Why? Because the publisher is Thomas Nelson, one of the most prestigious Protestant religious publishers in the US. Thomas Nelson holds the copyright for the New Revised Standard Version of the Bible, the inclusive-language version used in the Catholic Youth Bible, ( AB Dec/Jan, p. 9), as well as for the classic Revised Standard Version it replaced.
The Times of London reported February 15, 2000 that after two years of efforts to update the 1662 translation of the Creed in the Book of Common Prayer, bishops in the Church of England have decided to change the wording of one key section because the traditional translation, they say, makes Mary too "passive".
The 1662 Prayer Book translated the Greek word " ek " (literally, out of; related to Latin ex ), as "by" in the phrase: "by the Holy Spirit of the Virgin Mary" -- the wording used by most Christian denominations.

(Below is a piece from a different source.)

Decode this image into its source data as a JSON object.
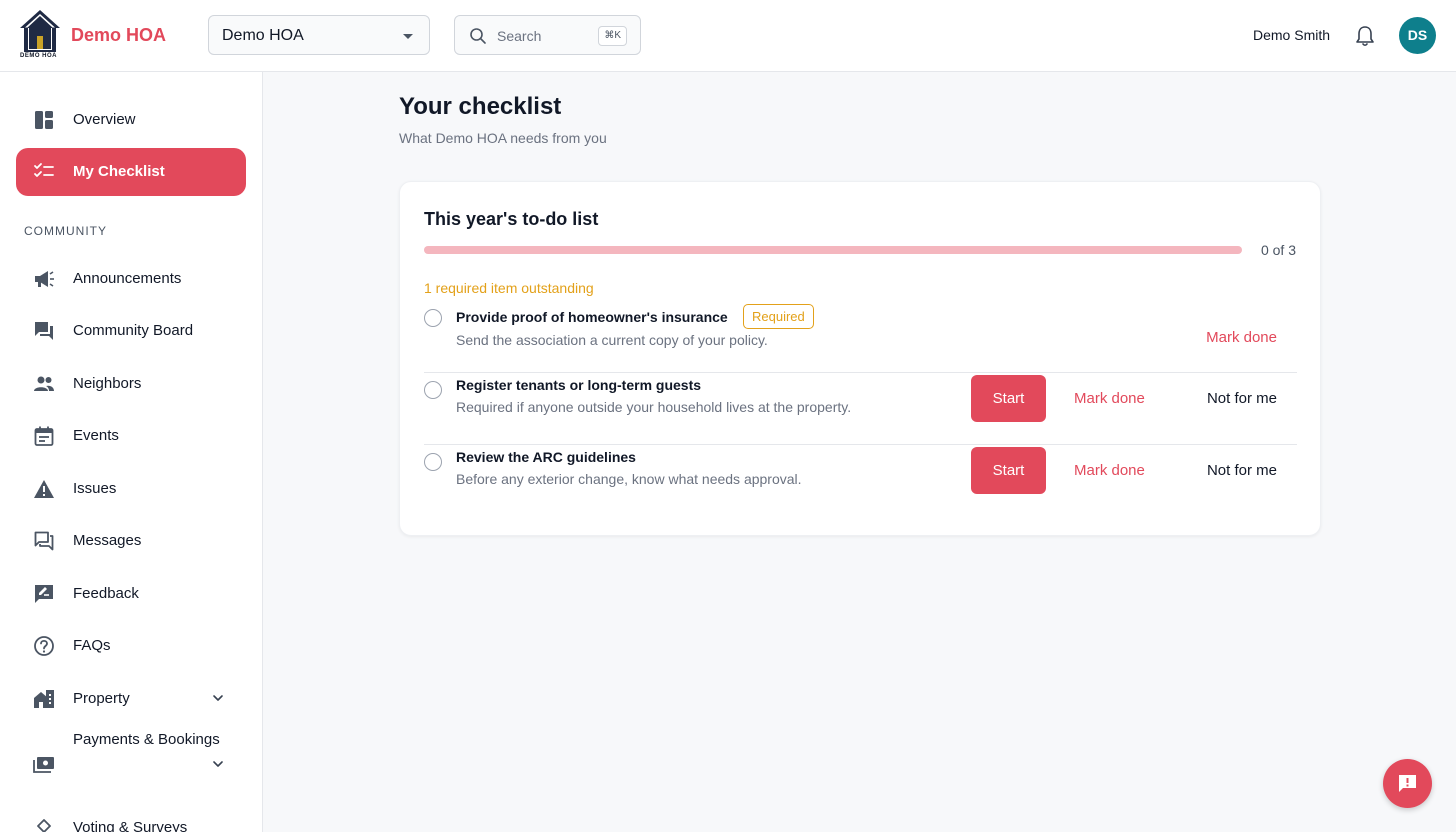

The Anglican bishops, however, concluded that this wording "is undesirable both in terms of an adequate Christian anthropology and because it may demean the place of women in the economy of creation and of redemption."
The new Anglican version of the Creed would read "and was incarnate from the Holy Spirit and the Virgin Mary".
The tenth annual Summer Music Colloquium will be held at Christendom College in Front Royal, Virginia, June 20-25, 2000 and is sponsored by Christendom and the Church Music Association of America.
The conference will include lecture sessions on basic Gregorian chant, pastoral liturgy, theology of worship and music, Latin and English polyphony, and a Gregorian schola .
There will be sung liturgies in both English and Latin, choral clinics, plus special sessions for priests on chanting/singing the Mass.
For further information, contact Summer Music Colloquium, 134 Christendom Drive, Front Royal, VA 22630, or call Father Robert Skeris at (920) 452-8584.
The Canadian online newspaper the National Post reported the incident, which took place on International Women's Day (March 9). The "protestors" spray-painted the words "Neither God nor master" in foot-high letters on the altar and the words "Religion -- A Trap for Fools" on a pillar outside the church.